A proposta da Skingen Inteligência Genética, empresa do grupo Boticário, é criar um creme personalizado para cada mulher, de acordo com o comportamento dos genes dela.
Na consulta, o dermatologista remove uma amostra da pele perto da orelha.
Esse material será analisado geneticamente e gerará um laudo que traz informações sobre a regulação da produção da melanina, vascularização, hidratação, quantidade de radicais livres, entre outros dados do processo de envelhecimento de pele.
Com o exame em mãos, o médico prescreve uma receita com ativos que atuam diretamente no desequilíbrio encontrado.
O próximo passo é manipular, no laboratório da Skingen, um cosmético (que usa triplananotecnologia, um mecanismo inteligente de distribuição dos ativos) que vai atender exclusivamente àquelas necessidades.
O processo dura cerca de dez dias e o valor do laudo e do creme varia de 500 a 600 reais.
2. O fim das marcas de acne
A notícia veio do Encontro de Verão da Academia Americana de Dermatologia, que aconteceu em agosto, em Boston, Estados Unidos: a tecnologia de radiofrequência fracionada foi considerada o melhor tratamento para combater as marcas de acne.
A máquina já existe no Brasil e atende pelo nome de E-matrix
"Atinge a pele de forma mais profunda e garante mais segurança, especialmente para as mulheres morenas que tendem a manchar", fala Vanessa Metz, dermatologista do Rio de Janeiro
Outra versão, o E-prime, utiliza microagulhas para que o calor da radiofrequência penetre profundamente. Ainda não disponível aqui, promete bons resultados.
3. Caneta contra estrias
Similar a uma caneta marca texto, deve ser aplicada em cima da estria - e não espalhada como um creme tradicional.

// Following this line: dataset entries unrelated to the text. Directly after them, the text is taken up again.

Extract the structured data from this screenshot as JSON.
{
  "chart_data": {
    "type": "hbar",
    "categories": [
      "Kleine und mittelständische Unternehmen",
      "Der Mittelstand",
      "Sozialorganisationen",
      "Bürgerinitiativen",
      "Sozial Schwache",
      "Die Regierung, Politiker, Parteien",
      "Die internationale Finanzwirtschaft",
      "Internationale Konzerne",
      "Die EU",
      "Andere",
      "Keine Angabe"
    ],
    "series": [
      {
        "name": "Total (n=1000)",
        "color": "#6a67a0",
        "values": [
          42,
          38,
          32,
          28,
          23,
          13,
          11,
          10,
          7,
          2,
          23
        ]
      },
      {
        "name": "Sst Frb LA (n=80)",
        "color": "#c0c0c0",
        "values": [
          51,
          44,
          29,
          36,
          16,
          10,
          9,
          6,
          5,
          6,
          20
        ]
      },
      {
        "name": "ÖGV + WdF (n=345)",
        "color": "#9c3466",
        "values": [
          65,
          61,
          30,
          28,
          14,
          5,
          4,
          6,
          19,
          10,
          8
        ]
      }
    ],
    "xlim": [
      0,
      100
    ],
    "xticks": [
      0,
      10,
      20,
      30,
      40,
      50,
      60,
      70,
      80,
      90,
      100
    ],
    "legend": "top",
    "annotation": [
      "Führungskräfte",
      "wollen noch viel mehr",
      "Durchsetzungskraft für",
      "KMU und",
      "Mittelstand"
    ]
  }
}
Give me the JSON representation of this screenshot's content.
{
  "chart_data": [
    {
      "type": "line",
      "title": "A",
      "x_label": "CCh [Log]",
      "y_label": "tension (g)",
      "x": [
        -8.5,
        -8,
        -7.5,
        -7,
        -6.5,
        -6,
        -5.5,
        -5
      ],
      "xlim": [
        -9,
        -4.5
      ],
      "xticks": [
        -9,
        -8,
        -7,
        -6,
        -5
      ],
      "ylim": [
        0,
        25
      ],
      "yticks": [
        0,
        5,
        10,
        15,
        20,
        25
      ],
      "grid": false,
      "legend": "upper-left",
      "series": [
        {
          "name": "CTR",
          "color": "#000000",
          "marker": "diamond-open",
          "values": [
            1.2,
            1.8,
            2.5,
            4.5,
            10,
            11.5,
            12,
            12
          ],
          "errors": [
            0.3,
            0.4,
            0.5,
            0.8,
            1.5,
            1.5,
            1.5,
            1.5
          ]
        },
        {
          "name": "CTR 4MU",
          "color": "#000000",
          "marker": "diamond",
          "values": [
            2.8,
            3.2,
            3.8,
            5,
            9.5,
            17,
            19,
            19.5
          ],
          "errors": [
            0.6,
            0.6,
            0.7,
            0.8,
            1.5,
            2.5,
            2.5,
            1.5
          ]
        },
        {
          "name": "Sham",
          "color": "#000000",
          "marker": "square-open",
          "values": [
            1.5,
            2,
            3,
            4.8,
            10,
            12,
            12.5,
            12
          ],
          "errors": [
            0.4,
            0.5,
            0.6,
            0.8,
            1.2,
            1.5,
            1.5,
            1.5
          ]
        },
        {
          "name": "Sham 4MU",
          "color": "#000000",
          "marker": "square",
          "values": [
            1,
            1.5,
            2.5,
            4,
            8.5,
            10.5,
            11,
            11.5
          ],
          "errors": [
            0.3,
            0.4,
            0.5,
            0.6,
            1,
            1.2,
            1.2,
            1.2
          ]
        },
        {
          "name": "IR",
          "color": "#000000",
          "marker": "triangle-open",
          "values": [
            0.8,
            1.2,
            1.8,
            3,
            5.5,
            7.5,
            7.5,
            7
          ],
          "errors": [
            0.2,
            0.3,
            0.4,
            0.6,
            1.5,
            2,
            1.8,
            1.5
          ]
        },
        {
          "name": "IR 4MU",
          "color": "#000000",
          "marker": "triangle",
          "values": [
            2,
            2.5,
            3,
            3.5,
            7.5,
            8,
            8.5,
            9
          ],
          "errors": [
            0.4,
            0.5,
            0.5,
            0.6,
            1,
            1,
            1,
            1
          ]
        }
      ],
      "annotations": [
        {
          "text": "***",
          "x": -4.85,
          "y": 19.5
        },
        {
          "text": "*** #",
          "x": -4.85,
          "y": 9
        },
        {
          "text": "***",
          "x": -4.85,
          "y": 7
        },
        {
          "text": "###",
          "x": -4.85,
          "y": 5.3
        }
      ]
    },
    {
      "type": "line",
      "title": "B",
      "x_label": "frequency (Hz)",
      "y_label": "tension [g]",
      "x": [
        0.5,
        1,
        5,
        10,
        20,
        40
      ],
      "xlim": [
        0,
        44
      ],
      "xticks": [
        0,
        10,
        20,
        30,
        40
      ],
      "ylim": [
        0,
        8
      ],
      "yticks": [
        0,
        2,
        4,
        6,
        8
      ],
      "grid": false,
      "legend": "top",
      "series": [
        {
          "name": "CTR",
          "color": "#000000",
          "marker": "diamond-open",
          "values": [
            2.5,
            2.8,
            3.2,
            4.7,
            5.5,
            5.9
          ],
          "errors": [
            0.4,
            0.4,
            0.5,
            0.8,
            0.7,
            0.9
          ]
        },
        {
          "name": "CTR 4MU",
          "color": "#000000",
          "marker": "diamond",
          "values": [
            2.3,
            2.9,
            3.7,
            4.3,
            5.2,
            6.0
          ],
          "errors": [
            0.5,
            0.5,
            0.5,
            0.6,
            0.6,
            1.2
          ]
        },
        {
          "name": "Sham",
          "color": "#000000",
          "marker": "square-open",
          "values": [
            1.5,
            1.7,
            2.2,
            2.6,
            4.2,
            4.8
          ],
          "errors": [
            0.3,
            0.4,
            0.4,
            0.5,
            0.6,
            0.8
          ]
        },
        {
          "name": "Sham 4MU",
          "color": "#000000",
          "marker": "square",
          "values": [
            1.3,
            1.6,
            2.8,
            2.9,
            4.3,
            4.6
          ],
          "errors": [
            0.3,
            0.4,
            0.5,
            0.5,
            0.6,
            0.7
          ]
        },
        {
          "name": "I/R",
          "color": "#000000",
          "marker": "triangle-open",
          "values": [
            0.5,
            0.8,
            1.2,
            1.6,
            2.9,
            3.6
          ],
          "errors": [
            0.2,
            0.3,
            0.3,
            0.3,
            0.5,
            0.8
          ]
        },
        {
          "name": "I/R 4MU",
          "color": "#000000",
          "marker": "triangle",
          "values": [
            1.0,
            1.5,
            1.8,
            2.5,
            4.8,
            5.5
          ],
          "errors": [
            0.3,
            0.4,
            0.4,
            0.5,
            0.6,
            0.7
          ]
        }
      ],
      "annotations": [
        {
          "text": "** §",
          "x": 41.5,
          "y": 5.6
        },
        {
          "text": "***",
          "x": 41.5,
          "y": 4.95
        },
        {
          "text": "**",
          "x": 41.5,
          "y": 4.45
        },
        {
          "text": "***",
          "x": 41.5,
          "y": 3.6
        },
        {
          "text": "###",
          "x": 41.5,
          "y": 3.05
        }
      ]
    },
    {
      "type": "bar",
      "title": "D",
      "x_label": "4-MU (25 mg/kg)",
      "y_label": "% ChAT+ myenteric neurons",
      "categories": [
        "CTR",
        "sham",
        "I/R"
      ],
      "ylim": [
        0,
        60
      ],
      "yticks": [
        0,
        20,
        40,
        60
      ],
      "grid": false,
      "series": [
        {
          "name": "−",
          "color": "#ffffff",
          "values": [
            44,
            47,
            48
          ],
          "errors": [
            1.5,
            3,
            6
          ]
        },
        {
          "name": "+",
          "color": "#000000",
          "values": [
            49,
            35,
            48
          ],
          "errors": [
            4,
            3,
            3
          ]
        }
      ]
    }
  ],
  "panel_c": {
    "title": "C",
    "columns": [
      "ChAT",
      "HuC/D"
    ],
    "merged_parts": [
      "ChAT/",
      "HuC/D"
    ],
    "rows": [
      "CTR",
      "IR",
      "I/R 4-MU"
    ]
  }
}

"Funciona como ótimo disfarce especialmente para as estrias brancas, mais antigas", diz Mônica Felici, dermatologista de São Paulo.
O produto é manipulado em farmácias e contém um tipo de açúcar chamado eritrulose (o mesmo usado em alguns autobronzeadores), que reage com a camada superficial da pele, pigmentando a cor das estrias. "Também é rico em células-tronco da centelha asiática, ativo que, a longo prazo, estimula a produção de colágeno, elastina e ácido hialurônico, melhorando o relevo desse tipo de marca", explica a médica.